Brentingby Meadows

Quality English meat from Leicestershire's grazing lands

Four generations of our family have farmed at Hall Farm, which has been our home since the 1880's.

Brentingby is a quiet, sleepy hamlet yet it is only two miles from the busy market town of Melton Mowbray. The area is rich in history, with most our grassland unploughed for centuries, overlying ancient ridge and furrow field systems, together with a Saxon water mill site. There has been a manor house here since mediaeval times, but the current farmhouse dates from the seventeenth century. It is surrounded by a mix of traditional and modern farm buildings and is adjacent to a twelfth century church, now converted to a private house. The course of the Melton to Oakham canal, abandoned in the middle of the nineteenth century, with the expansion of the railway network, runs through the farm. Contemporary development in the form of the Melton Mowbray Flood Alleviation Scheme – a flood storage scheme – is the twenty-first century’s contribution to the landscape’s evolution.

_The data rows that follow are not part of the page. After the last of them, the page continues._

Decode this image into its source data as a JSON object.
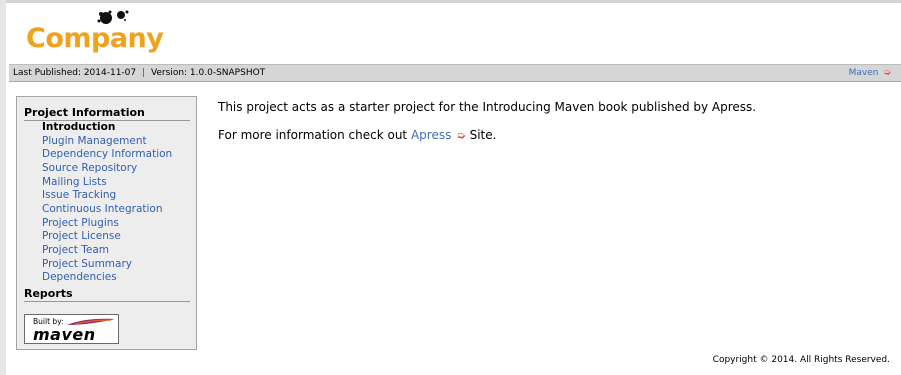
{
  "logo": {
    "text": "Company",
    "icon": "ink-splat-icon",
    "color": "#f0a21d"
  },
  "info_bar": {
    "last_published": "Last Published: 2014-11-07",
    "separator": "|",
    "version": "Version: 1.0.0-SNAPSHOT",
    "maven_link": "Maven",
    "external_icon": "external-link-icon"
  },
  "sidebar": {
    "project_info_heading": "Project Information",
    "items": [
      {
        "label": "Introduction",
        "current": true
      },
      {
        "label": "Plugin Management"
      },
      {
        "label": "Dependency Information"
      },
      {
        "label": "Source Repository"
      },
      {
        "label": "Mailing Lists"
      },
      {
        "label": "Issue Tracking"
      },
      {
        "label": "Continuous Integration"
      },
      {
        "label": "Project Plugins"
      },
      {
        "label": "Project License"
      },
      {
        "label": "Project Team"
      },
      {
        "label": "Project Summary"
      },
      {
        "label": "Dependencies"
      }
    ],
    "reports_heading": "Reports",
    "built_by": {
      "small": "Built by:",
      "brand": "maven",
      "icon": "maven-feather-icon"
    }
  },
  "main": {
    "description": "This project acts as a starter project for the Introducing Maven book published by Apress.",
    "more_info_prefix": "For more information check out",
    "apress_link": "Apress",
    "more_info_suffix": "Site."
  },
  "footer": {
    "copyright": "Copyright © 2014. All Rights Reserved."
  },
  "colors": {
    "link": "#3360ad",
    "accent": "#f0a21d",
    "bar": "#d6d6d6",
    "sidebar": "#ededed"
  }
}
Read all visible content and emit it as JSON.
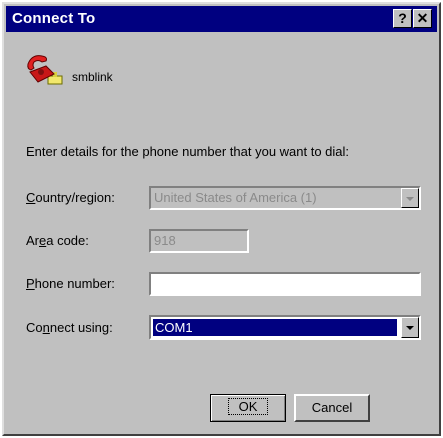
{
  "window": {
    "title": "Connect To",
    "help_button": "?",
    "close_button": "✕"
  },
  "connection": {
    "name": "smblink",
    "icon": "phone-icon"
  },
  "instructions": "Enter details for the phone number that you want to dial:",
  "fields": {
    "country": {
      "label_mnemonic": "C",
      "label_rest": "ountry/region:",
      "value": "United States of America (1)",
      "enabled": false
    },
    "area_code": {
      "label_pre": "Ar",
      "label_mnemonic": "e",
      "label_rest": "a code:",
      "value": "918",
      "enabled": false
    },
    "phone_number": {
      "label_mnemonic": "P",
      "label_rest": "hone number:",
      "value": "",
      "enabled": true
    },
    "connect_using": {
      "label_pre": "Co",
      "label_mnemonic": "n",
      "label_rest": "nect using:",
      "value": "COM1",
      "enabled": true
    }
  },
  "buttons": {
    "ok": "OK",
    "cancel": "Cancel"
  },
  "colors": {
    "titlebar": "#000080",
    "face": "#c0c0c0",
    "selection": "#000080"
  }
}
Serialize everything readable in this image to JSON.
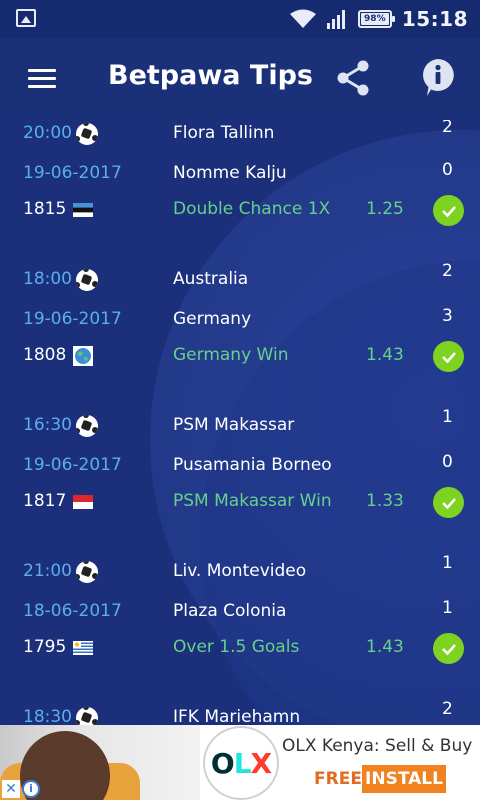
{
  "status_bar": {
    "time": "15:18",
    "battery_percent": "98%"
  },
  "app_bar": {
    "title": "Betpawa Tips"
  },
  "matches": [
    {
      "time": "20:00",
      "date": "19-06-2017",
      "id": "1815",
      "home": "Flora Tallinn",
      "away": "Nomme Kalju",
      "tip": "Double Chance 1X",
      "odds": "1.25",
      "home_score": "2",
      "away_score": "0",
      "flag": "estonia-flag"
    },
    {
      "time": "18:00",
      "date": "19-06-2017",
      "id": "1808",
      "home": "Australia",
      "away": "Germany",
      "tip": "Germany Win",
      "odds": "1.43",
      "home_score": "2",
      "away_score": "3",
      "flag": "world-icon"
    },
    {
      "time": "16:30",
      "date": "19-06-2017",
      "id": "1817",
      "home": "PSM Makassar",
      "away": "Pusamania Borneo",
      "tip": "PSM Makassar Win",
      "odds": "1.33",
      "home_score": "1",
      "away_score": "0",
      "flag": "indonesia-flag"
    },
    {
      "time": "21:00",
      "date": "18-06-2017",
      "id": "1795",
      "home": "Liv. Montevideo",
      "away": "Plaza Colonia",
      "tip": "Over 1.5 Goals",
      "odds": "1.43",
      "home_score": "1",
      "away_score": "1",
      "flag": "uruguay-flag"
    },
    {
      "time": "18:30",
      "home": "IFK Mariehamn",
      "home_score": "2"
    }
  ],
  "ad": {
    "title": "OLX Kenya: Sell & Buy ...",
    "free_label": "FREE",
    "install_label": "INSTALL",
    "logo_letters": [
      "O",
      "L",
      "X"
    ]
  }
}
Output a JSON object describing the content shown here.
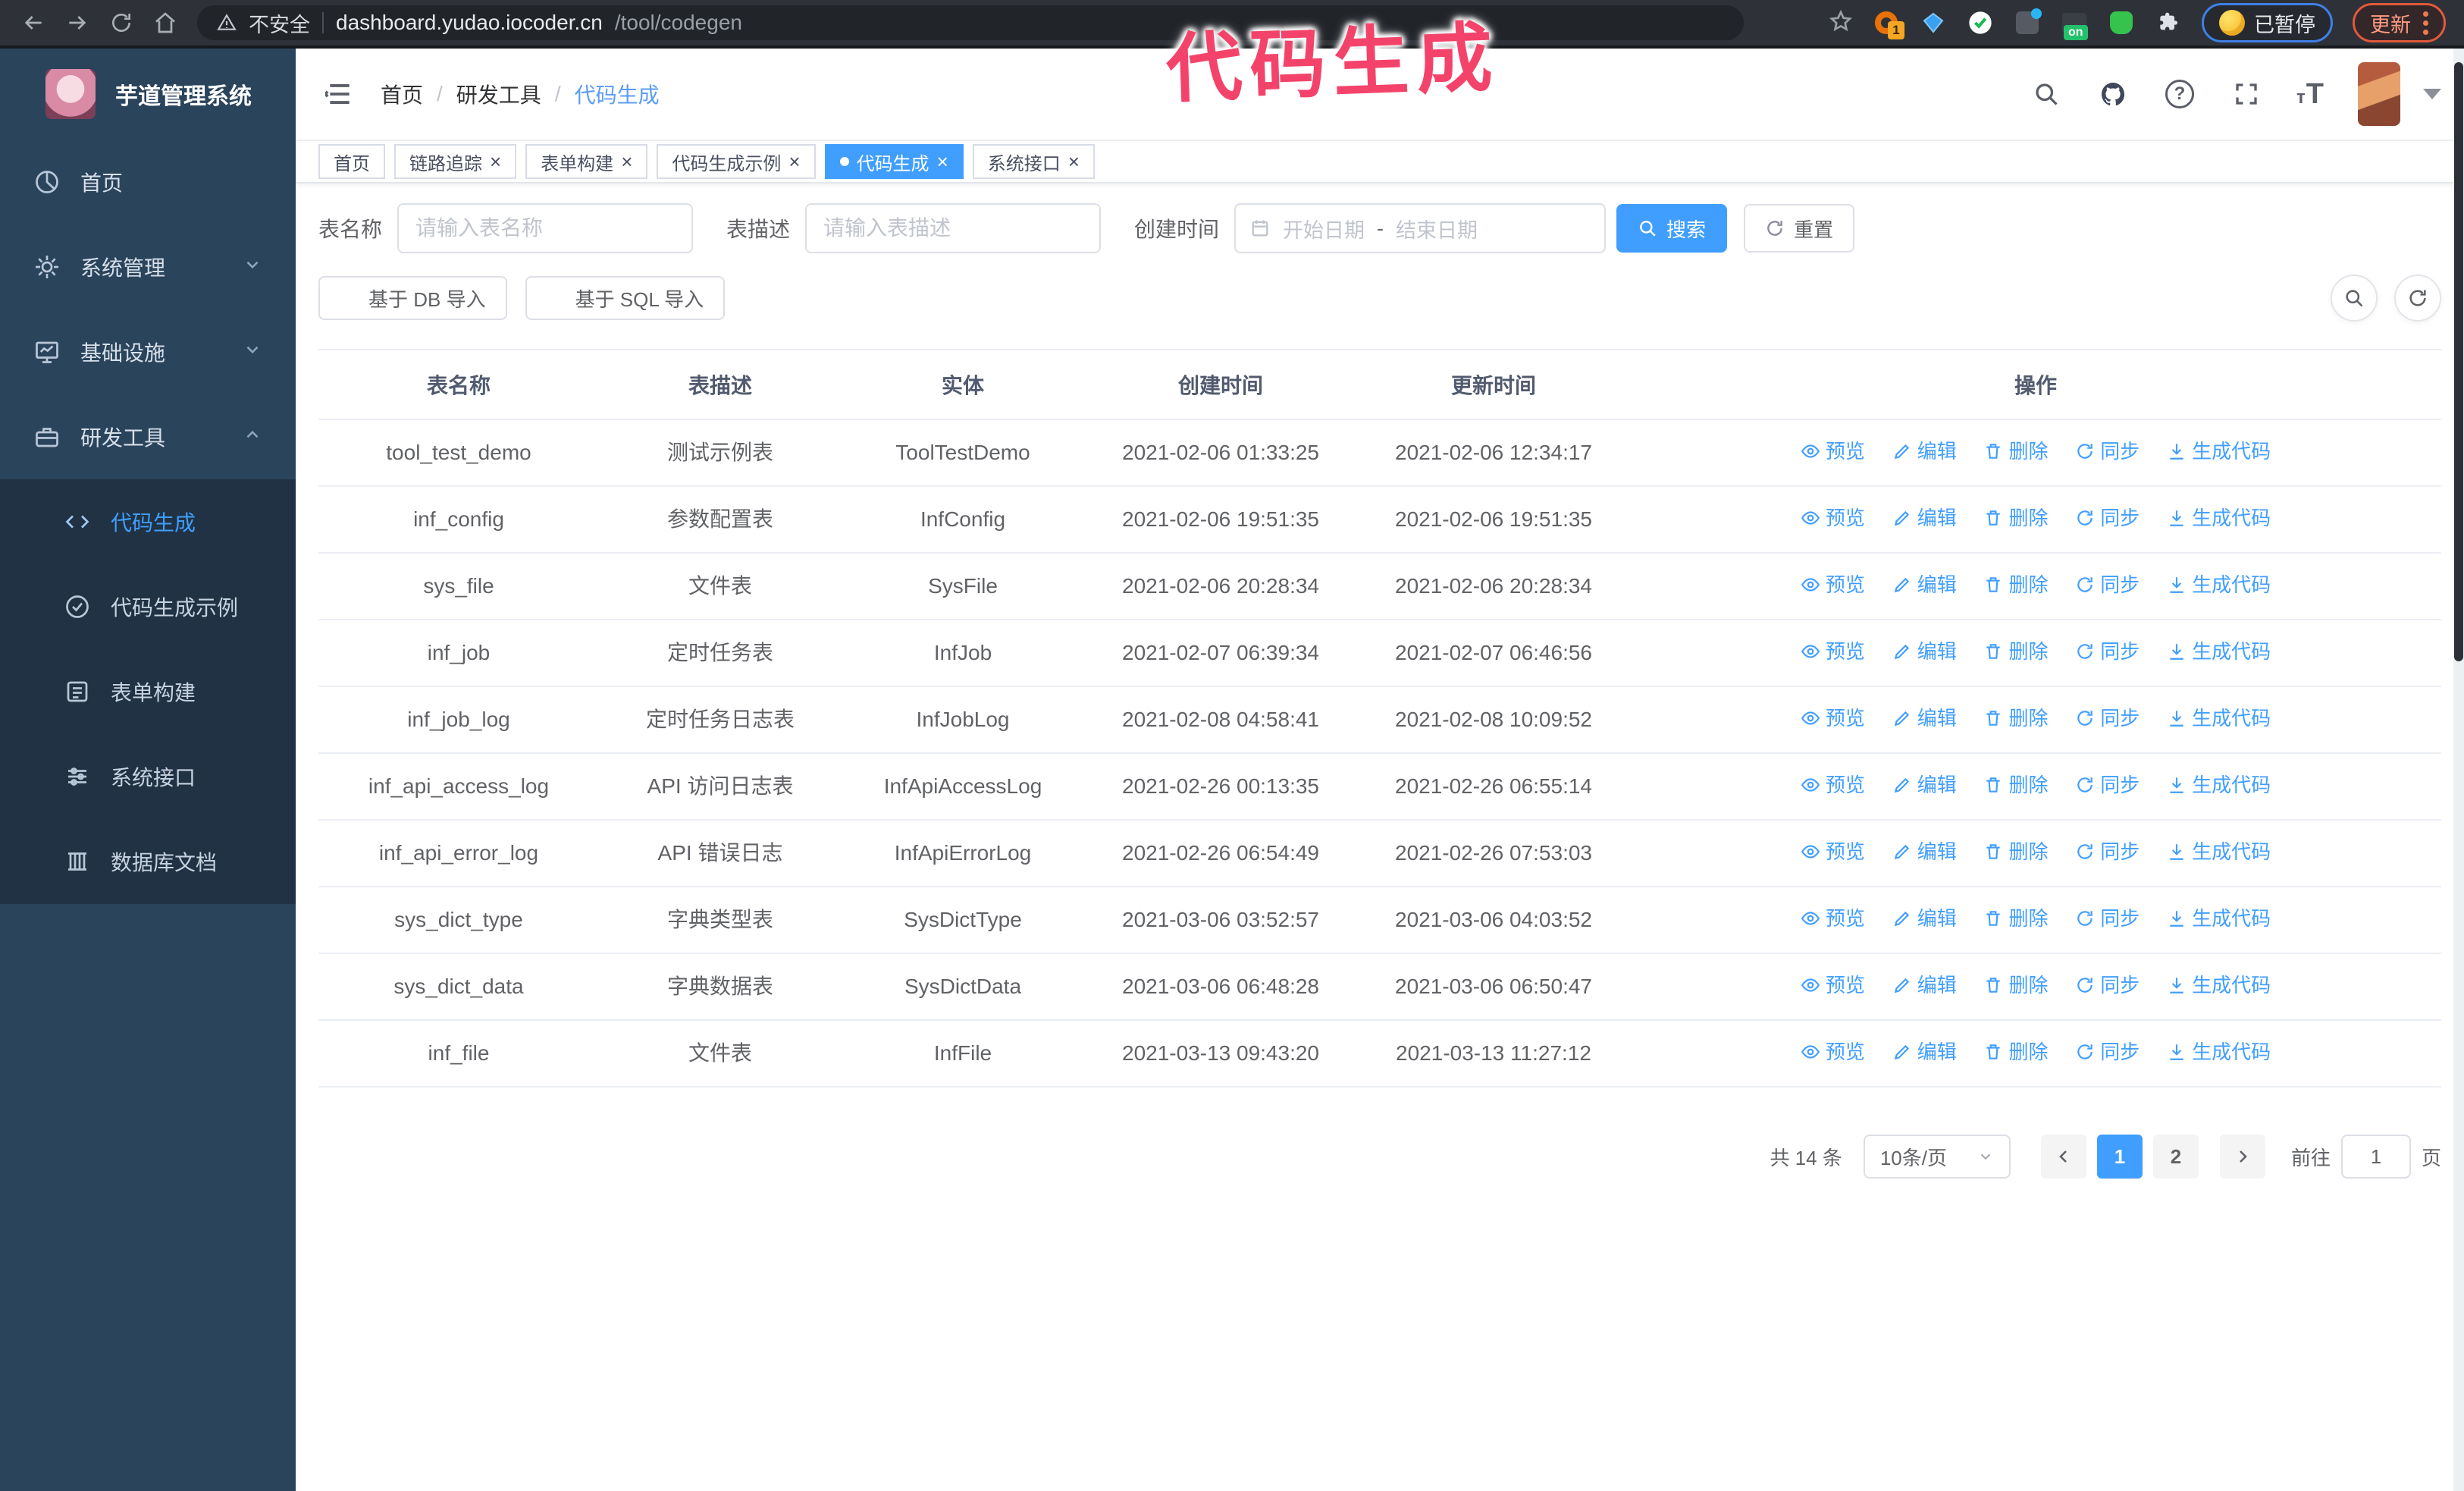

Mixed farms such as ours are increasingly unusual as farming has become more specialised, but this diverse habitat creates advantages for wildlife. We leave field margins as rough grassland to encourage insects and small mammal populations; these in turn support predators including barn owls and kestrels. Other areas of land are managed to encourage species such as skylark, yellowhammers, meadow pipits and tree sparrows. In excess of 90 acres of our permanent pasture is managed without fertilisers, to encourage biodiversity in the hay meadows and on the floodplain.

The River Eye, (a Site of Special Scientific Interest) runs through the western end of the farm and supports a large variety of wildlife including a rich flora, dragon and damselflies, wildfowl and other beautiful birds such as reed buntings, snipe and kingfishers.

Without grazing, the historic field systems will be lost, along with the species that depend upon the extensive grazing ecosystem - as has happened on a vast scale across the country, particularly since the 1940’s. We therefore try and work with, not against this heritage to produce milk, meat and grain.